If you're only talking about the GPU's used for inference, then that's a different story. Not nearly as much hardware is required for inference.
But the number of GPU's needed to train models is in the tens of thousands, and there are rumors that some shops (Meta) are already using 100k+ GPU's, just for training.
Those are likely all/mostly H100s, running at least 60% of the time. Consider that OpenAI, Anthropic, Google, Meta, Tesla, X.com, etc. are all within an order of magnitude of each other in terms of compute.
For arguments sake, that's 6 companies approaching 100K H100's worth of compute for their next gen models.
Now consider that GPT4 used roughly 100x more compute to train, compared to GPT3. And GPT5 is rumored to follow this trend, using 100x more compute than GPT4. Extrapolating, GPT6 might also use 100x more compute than GPT5.
Even if the next generation of AI GPU's are 10x as powerful as the H100 for the same amount of electricity, the next generation of models would need 10x as many GPU's (and thus, 10x as much electric demand).

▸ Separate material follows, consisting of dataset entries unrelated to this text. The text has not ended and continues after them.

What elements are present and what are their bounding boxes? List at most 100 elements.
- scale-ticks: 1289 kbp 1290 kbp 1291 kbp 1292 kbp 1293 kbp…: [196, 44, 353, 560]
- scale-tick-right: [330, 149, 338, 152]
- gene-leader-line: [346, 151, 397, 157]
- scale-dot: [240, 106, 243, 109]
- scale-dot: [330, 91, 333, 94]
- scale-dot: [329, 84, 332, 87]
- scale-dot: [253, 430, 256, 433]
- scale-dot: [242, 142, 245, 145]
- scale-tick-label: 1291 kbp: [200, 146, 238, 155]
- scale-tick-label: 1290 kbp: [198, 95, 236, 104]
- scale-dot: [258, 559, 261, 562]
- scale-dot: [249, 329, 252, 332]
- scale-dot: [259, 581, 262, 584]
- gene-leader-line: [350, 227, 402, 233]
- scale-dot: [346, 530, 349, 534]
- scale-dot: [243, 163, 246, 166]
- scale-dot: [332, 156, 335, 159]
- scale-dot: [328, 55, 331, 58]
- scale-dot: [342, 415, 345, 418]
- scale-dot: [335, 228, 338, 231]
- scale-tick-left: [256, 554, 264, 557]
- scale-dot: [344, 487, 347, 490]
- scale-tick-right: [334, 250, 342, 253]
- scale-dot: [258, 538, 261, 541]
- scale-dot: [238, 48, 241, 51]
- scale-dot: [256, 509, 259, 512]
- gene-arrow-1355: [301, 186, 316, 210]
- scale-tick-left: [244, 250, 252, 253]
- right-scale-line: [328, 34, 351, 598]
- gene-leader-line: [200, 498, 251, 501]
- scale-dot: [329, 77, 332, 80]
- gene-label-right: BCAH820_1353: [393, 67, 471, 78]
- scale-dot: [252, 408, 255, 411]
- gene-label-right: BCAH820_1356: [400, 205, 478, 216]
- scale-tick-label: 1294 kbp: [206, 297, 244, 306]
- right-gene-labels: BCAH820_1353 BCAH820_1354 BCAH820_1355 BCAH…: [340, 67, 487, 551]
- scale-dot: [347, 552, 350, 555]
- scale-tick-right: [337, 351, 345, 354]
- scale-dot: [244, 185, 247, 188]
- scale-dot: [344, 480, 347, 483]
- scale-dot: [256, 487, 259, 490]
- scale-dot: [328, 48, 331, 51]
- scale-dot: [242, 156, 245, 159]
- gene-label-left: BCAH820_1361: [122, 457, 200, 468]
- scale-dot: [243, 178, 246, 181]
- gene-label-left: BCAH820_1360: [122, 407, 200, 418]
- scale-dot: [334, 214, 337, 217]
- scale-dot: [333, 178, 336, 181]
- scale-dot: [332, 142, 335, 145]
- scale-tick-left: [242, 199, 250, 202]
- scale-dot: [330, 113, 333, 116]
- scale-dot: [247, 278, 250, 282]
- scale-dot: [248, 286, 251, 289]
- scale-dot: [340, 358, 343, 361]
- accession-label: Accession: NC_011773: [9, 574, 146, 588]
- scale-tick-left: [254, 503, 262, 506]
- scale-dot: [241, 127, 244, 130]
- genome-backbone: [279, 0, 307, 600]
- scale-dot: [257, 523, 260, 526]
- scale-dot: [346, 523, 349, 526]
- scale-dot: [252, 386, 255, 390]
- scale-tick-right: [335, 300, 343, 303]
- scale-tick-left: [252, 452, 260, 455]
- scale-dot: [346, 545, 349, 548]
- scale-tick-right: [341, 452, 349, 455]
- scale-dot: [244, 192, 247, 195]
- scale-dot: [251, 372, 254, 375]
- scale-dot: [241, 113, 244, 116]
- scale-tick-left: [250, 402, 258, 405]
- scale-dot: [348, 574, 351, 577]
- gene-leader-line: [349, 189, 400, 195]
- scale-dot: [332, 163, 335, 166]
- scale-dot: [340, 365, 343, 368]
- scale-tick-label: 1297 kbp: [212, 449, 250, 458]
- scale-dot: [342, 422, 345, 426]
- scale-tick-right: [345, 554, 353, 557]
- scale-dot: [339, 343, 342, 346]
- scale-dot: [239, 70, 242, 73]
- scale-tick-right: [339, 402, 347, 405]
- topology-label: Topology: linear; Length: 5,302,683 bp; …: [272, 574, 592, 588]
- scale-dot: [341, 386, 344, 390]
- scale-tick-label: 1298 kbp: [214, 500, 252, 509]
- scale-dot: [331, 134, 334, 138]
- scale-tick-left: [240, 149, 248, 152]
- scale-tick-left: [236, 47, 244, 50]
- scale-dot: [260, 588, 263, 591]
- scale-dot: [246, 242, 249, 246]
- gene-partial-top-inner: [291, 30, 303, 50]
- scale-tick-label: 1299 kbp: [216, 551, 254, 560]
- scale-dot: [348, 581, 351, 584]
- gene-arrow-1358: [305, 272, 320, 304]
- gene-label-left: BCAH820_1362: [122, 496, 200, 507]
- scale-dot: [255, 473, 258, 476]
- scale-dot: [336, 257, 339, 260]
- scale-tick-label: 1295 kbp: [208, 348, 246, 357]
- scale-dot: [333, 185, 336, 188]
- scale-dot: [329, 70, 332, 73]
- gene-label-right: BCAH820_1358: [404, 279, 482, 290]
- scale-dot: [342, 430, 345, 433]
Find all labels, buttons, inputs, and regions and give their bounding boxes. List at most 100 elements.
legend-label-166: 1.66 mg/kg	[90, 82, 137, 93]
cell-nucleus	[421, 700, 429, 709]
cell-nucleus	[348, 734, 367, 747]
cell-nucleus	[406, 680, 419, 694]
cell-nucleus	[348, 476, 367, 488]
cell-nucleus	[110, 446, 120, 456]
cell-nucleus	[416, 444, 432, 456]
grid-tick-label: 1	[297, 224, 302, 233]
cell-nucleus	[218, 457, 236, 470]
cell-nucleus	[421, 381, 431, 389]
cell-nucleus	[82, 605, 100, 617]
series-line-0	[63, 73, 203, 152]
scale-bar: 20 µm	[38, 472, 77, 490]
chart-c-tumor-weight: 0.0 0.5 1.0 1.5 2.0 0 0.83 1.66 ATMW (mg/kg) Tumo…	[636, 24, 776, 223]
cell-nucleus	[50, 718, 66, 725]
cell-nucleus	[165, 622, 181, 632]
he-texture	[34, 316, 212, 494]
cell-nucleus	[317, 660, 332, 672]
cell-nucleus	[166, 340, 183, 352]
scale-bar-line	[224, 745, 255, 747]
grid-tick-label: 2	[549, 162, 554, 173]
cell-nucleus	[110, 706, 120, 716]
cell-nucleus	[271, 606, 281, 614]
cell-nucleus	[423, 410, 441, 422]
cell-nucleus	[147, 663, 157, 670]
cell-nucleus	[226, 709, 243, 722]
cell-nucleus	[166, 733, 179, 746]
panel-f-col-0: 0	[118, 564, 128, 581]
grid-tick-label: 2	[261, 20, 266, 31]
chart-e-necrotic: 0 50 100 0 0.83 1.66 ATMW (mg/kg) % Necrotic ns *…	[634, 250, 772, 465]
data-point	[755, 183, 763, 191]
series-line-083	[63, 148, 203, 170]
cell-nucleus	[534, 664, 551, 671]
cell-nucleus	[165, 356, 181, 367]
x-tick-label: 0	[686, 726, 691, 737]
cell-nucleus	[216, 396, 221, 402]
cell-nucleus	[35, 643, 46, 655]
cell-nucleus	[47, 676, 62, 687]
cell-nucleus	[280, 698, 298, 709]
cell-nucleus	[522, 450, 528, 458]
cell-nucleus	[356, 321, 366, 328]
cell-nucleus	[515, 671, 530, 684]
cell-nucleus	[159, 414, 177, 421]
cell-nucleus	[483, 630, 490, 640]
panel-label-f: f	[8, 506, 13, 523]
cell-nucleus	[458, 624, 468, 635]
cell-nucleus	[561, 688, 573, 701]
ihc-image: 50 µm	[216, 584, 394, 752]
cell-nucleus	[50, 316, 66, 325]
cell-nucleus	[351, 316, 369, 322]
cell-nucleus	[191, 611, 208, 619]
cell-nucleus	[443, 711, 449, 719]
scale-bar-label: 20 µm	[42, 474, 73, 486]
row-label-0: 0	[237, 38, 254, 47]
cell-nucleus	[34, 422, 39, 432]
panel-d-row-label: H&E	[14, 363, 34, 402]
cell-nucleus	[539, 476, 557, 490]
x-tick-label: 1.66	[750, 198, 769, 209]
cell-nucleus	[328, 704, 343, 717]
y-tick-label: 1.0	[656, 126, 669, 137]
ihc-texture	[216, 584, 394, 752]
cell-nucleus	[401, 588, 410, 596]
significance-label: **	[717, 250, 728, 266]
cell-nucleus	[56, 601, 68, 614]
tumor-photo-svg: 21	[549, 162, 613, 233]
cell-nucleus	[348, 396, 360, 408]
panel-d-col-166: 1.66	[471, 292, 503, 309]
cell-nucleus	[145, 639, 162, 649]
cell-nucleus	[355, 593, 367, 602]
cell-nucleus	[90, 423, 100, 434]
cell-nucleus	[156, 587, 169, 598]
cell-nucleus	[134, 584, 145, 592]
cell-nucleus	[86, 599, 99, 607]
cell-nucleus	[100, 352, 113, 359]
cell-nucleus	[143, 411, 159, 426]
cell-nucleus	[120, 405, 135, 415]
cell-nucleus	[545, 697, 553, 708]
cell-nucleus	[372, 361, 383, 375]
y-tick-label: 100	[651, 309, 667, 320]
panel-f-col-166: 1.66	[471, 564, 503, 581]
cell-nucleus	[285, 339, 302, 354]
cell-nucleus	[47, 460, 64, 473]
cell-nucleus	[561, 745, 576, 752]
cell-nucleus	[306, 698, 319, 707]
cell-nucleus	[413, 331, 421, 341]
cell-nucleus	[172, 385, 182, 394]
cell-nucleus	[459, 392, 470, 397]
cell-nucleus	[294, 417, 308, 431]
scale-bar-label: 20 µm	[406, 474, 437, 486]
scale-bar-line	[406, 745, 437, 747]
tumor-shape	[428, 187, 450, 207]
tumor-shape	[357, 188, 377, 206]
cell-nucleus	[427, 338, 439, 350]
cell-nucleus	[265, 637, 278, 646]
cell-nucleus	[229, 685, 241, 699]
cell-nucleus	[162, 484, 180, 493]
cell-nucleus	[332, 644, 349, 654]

Extrapolate that to GPT7, 8, 9 etc. And you can see why people are worried about the power usage.
This isn't even theoretical. As mentioned in this thread already, these companies are signing deals to buy all the capacity of power plants in some areas.
That's a tiny drop in the sea of the almost 2 billion PC gamers [0], and hundreds of millions of gaming consoles [1] in the world. Not to mention the energy required to manufacture all that hardware. Plus the datacenters required for online gaming, which must also be considerable.
It's weird to be concerned about power usage of AI, but turning a blind eye to the massive amounts of power required by the gaming industry.
I think it's weird to ignore that every GPU used for AI equates to 10-50 gaming GPUs (10 if you assume every gamer has a 3080, which they don't), and that the number of GPUs used for AI is 10x every 18-24 months.
It's not that AI uses too much power today, it's that at the current trend, it'll be using somewhere between 100x and 1000x as much power by 2030/2035. Which would place it between 2-20% of total power consumption.
Where does this "10-50" figure come from? A quick google search says a H100 draws 700 W, while a 3080 draws 320 W.
AI provides tangible value to businesses and private users beyond mere entertainment. We'll see how much power it consumes in the future, and where that power comes from.
The difference here is between potential energy use and actual energy use. AI chips as well as other server chips are in use most of the time. But if I sell 1 billion gaming chips, these chips will be in use a small fraction of the time.